Como Franz Kafka, na sua Carta ao Pai, Luís Osório não deixa ninguém indiferente em mãe, promete-me que lês, num apelo à mãe, aparentemente, impreparada para a vinda de um bebé: Miguel, de olhos azuis e traço aristocrático, como o tio António, ironicamente o «mais provinciano da família». «Éramos felizes naquela casa de bonecas e formigas. Muito mais fácil o mundo quando nos parecia caber numa mão». A partir desta aparente pequenez, o autor dá-nos o mundo. E permite-nos um contacto com a complexidade do ser humano, das relações familiares, da narrativa da vida, nesse entrecruzar frenético entre a realidade e a ficção, a ficção e a realidade. Num outro registo, em A Queda de Um Homem, o jornalista (ou ex-), escritor, consultor, autor de projetos criativos deixa-nos uma metáfora atroz sobre a cruel contemporaneidade; o embevecimento (evoluído para deslumbramento cego e desmedido) causado pelo poder (poder pelo poder); a linha ténue entre o bem e o mal; a ausência de valores. Um tratado, em síntese, sobre um valer tudo sem precedentes, subtil, por vezes. Uma espécie de generosidade na pulhice.

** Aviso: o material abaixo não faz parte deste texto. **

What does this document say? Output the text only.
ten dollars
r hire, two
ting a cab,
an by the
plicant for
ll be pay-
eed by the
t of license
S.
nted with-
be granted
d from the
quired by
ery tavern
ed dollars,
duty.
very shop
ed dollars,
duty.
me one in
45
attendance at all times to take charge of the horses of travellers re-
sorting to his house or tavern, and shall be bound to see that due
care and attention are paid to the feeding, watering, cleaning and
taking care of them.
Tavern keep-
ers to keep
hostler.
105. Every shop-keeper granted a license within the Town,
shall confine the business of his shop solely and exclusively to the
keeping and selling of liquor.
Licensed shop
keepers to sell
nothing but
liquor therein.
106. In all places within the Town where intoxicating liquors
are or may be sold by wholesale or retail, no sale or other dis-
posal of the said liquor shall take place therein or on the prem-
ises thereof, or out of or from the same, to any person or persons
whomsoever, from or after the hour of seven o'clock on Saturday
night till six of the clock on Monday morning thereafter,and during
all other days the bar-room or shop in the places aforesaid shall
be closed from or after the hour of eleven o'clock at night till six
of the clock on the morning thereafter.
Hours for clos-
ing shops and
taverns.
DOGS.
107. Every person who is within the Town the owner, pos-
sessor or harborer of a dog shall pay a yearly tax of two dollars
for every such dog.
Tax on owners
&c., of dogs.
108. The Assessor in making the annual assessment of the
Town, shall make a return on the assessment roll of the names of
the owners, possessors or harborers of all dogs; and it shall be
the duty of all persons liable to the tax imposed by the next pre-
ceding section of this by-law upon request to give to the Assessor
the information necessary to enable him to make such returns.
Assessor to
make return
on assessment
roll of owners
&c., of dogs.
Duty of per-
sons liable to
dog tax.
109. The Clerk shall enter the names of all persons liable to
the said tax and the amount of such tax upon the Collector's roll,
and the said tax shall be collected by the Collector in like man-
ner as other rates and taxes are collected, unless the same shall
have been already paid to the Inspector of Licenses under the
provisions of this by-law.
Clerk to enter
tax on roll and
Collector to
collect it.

Snu e a Vida Privada com Sá Carneiro, da jornalista Cândida Pinto. A relação de ambos é submetida a um escrutínio público inigualável, à reação de um país a braços com o puritanismo, um quadro de valores e uma constituição limitadora do divórcio. Sá Carneiro avança nos seus avanços e recuos à frente de um partido e com a verdade posta num estilo sui generis de estar na política. Que Snu passa a acompanhar num ziguezaguear discreto entre a fila da frente, ao lado do homem que chega a Primeiro-Ministro de Portugal, e a fila de trás, onde não quer dar nas vistas mas a partir da qual continua a validar cada passo do seu parceiro, numa vontade inquebrantável de contribuir para uma urgente transformação de Portugal e dos portugueses. E que o destino decidiu cristalizar mesmo no auge da glória e da paixão.
De glória e de paixão, curiosamente, também nos fala Javier Marías, n’Os enamoramentos. E, até, Etty Hillesum, nas suas Cartas (1941-1943). Ou mesmo Paulo Duarte, no seu Deus como Tu, que também li. Sobre estes e outros autores, falarei em 2020.
E que 2020 venha pleno de literatura, esse «instrumento de precisão», essa «metáfora integral da vida». Para citar o cardeal, poeta maior, José Tolentino Mendonça.